Me encanta Asimov. Me encanta Bradbury. Pero vivo en el 2020.


Por eso quiero presentarles a dos escritoras que, a mi parecer, pertenecen a lo mejor de la ciencia ficción contemporánea. Quienes así lo prefieran, pueden utilizarlas como portal

hacia el siglo XXI.


La primera es Hao Jingfang. Mi primer contacto con su literatura fue a través de la premiada novelette "Folding Beijing", traducida como "Entre los pliegues de Pekín" e incluida en la antología "Planetas Invisibles", recopilada por Ken Liu. En ella nos regala una reflexión acerca de la estratificación urbana como metáfora de las clases sociales, capaces de coexistir en un mismo espacio sin llegar a tocarse. Meses después me topé con la espectacular colección de relatos "Pechino Pieghevole", editada en italiano por Future Fiction y que, injustamente, carece de una traducción a nuestro idioma. El hilo conductor de estos relatos es la reencarnación, así como la adaptabilidad del ser humano ante los problemas derivados de la tecnología.
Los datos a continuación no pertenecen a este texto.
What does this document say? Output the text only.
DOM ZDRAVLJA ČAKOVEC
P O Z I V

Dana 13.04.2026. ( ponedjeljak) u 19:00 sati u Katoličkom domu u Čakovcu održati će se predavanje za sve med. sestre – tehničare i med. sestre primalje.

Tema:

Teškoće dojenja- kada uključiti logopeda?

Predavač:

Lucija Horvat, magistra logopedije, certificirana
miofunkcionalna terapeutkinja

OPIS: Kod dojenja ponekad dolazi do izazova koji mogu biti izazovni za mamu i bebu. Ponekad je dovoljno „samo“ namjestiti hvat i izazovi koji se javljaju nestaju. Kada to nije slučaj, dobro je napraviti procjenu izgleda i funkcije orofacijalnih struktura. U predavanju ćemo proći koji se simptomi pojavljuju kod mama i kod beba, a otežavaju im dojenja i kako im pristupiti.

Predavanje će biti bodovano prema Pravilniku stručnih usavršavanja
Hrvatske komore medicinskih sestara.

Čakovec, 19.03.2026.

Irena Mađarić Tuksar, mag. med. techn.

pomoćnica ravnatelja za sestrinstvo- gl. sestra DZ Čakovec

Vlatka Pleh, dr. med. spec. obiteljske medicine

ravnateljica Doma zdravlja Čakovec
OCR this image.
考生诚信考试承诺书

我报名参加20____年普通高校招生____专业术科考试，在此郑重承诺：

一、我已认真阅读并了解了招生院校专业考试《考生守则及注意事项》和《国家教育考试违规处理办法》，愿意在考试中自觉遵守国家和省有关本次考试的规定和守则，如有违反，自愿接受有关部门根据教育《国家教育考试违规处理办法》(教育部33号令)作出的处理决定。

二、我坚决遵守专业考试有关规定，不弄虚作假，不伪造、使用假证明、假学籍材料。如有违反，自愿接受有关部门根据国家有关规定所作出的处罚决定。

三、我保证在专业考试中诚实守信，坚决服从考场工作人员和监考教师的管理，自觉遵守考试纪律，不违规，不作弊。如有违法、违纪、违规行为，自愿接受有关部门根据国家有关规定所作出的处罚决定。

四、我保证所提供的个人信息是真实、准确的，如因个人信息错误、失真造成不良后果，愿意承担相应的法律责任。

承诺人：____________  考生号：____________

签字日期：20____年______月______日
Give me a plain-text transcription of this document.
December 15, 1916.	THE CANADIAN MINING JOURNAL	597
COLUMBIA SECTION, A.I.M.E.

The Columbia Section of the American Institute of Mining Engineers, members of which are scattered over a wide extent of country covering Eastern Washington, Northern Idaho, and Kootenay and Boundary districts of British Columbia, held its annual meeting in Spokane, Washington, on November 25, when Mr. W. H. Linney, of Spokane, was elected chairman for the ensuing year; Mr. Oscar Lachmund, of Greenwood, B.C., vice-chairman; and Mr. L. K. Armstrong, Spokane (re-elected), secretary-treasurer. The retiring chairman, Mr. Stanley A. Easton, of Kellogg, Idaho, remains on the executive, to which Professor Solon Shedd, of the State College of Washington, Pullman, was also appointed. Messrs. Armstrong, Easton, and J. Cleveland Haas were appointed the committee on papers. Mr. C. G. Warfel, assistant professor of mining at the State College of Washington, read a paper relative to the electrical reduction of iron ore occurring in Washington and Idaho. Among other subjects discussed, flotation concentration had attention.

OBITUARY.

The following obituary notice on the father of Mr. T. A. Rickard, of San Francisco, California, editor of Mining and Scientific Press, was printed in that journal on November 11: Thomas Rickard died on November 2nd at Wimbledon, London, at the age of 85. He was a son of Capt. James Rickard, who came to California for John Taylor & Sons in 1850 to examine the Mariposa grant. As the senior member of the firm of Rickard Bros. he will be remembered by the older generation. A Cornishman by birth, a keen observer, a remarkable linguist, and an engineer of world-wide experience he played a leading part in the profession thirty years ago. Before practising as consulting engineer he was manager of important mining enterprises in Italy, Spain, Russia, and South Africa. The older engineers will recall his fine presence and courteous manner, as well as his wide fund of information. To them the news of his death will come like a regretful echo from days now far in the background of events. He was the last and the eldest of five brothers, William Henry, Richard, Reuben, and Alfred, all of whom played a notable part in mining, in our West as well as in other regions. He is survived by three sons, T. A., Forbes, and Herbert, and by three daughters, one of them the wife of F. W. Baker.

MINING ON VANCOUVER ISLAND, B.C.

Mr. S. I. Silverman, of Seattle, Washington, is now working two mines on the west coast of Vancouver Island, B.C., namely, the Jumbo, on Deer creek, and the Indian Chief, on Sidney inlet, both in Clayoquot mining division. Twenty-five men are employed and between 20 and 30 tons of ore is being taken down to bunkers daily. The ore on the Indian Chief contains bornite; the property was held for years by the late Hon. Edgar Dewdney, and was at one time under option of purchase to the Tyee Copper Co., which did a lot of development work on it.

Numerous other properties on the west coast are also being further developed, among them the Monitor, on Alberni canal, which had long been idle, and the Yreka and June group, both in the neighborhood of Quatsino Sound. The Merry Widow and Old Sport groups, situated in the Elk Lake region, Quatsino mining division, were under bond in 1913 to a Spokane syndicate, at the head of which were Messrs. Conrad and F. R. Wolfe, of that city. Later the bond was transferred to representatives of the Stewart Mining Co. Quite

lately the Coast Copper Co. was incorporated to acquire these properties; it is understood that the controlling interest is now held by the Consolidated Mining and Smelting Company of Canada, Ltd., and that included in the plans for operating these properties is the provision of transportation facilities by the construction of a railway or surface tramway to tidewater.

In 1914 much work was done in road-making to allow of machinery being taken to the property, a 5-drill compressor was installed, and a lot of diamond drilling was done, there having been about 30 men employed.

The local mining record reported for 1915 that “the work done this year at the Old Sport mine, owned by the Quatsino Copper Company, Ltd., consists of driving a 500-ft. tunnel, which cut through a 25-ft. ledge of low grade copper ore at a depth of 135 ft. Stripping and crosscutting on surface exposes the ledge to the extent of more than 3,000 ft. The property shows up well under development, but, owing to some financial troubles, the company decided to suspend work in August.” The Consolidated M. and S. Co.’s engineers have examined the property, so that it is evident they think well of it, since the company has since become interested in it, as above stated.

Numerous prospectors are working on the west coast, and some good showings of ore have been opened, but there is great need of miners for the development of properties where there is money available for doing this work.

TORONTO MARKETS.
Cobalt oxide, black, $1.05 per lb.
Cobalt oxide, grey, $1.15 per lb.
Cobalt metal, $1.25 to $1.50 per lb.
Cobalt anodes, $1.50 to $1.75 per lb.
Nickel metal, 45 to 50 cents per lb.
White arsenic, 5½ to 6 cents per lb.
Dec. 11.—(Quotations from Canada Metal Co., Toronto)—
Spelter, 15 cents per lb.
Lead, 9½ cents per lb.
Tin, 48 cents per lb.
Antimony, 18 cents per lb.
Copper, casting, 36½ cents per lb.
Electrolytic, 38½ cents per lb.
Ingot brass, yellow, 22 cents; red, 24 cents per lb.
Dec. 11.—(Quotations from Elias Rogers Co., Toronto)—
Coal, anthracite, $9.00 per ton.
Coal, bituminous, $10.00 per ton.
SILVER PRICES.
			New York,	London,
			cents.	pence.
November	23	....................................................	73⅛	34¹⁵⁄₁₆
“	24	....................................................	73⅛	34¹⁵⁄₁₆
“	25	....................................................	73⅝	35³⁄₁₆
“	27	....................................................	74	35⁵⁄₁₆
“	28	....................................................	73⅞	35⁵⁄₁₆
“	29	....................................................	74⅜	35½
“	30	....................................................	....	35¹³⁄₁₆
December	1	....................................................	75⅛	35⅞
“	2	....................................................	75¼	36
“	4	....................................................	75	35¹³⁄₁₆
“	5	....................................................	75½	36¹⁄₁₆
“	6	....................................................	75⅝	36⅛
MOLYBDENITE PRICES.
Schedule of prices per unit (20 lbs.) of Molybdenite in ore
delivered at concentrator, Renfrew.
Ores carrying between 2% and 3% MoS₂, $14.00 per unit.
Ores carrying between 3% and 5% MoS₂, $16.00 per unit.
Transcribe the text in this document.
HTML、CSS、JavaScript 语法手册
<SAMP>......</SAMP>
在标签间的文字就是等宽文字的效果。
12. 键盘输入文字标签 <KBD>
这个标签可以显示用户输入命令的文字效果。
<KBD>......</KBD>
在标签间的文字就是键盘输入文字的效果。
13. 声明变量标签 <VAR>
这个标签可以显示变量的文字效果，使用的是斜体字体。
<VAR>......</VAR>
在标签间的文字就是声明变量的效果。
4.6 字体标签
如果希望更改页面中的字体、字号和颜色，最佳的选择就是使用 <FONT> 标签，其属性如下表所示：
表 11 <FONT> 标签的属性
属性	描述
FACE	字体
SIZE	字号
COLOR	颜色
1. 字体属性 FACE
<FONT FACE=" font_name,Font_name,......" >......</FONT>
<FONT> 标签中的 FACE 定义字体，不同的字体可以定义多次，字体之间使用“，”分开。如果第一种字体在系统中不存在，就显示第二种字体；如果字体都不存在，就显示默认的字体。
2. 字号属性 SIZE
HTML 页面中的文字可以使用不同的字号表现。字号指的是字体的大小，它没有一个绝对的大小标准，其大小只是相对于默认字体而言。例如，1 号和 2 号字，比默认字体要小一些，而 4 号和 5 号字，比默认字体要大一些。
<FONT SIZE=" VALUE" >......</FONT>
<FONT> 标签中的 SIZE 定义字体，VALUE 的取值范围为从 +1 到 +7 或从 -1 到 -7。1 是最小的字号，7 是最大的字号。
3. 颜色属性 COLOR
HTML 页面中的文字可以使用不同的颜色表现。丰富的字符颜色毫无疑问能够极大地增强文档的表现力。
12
Una buena noticia: este mes de agosto Nova publicará la traducción al español de "Vagabonds", su primera novela.


La segunda escritora es Xia Jia, a quien considero mi escritora contemporánea favorita. Su relato "El verano de Tong Tong", incluido también en "Planetas Invisibles", me cautivó desde la primera página. Su literatura es poco elocuente y, a la vez, altamente evocativa. Basta leer "Cientos de fantasmas desfilan esta noche" y "Si una noche de invierno un viajero" para darnos cuenta de que estamos ante una escritora que innova no solo desde la temática, sino también desde el estilo. Su colección de relatos "Spring Festival" fue traducida al inglés por el propio Ken Liu para Future Fiction, aunque mi acercamiento a esta fue a través de la traducción "Festa di Primavera", publicada por la misma casa editorial.


Tanto Hao Jingfang como Xia Jia nacieron en 1984. A pesar de las diferencias sociales, geográficas y políticas, siento que sus preocupaciones parten de una base que me es familiar, y con la que estoy profundamente relacionado.


Tan importante como mantener vivos a los clásicos de la ciencia-ficción es mantenernos vivos a nosotros mismos como cultores de un género crítico y visionario.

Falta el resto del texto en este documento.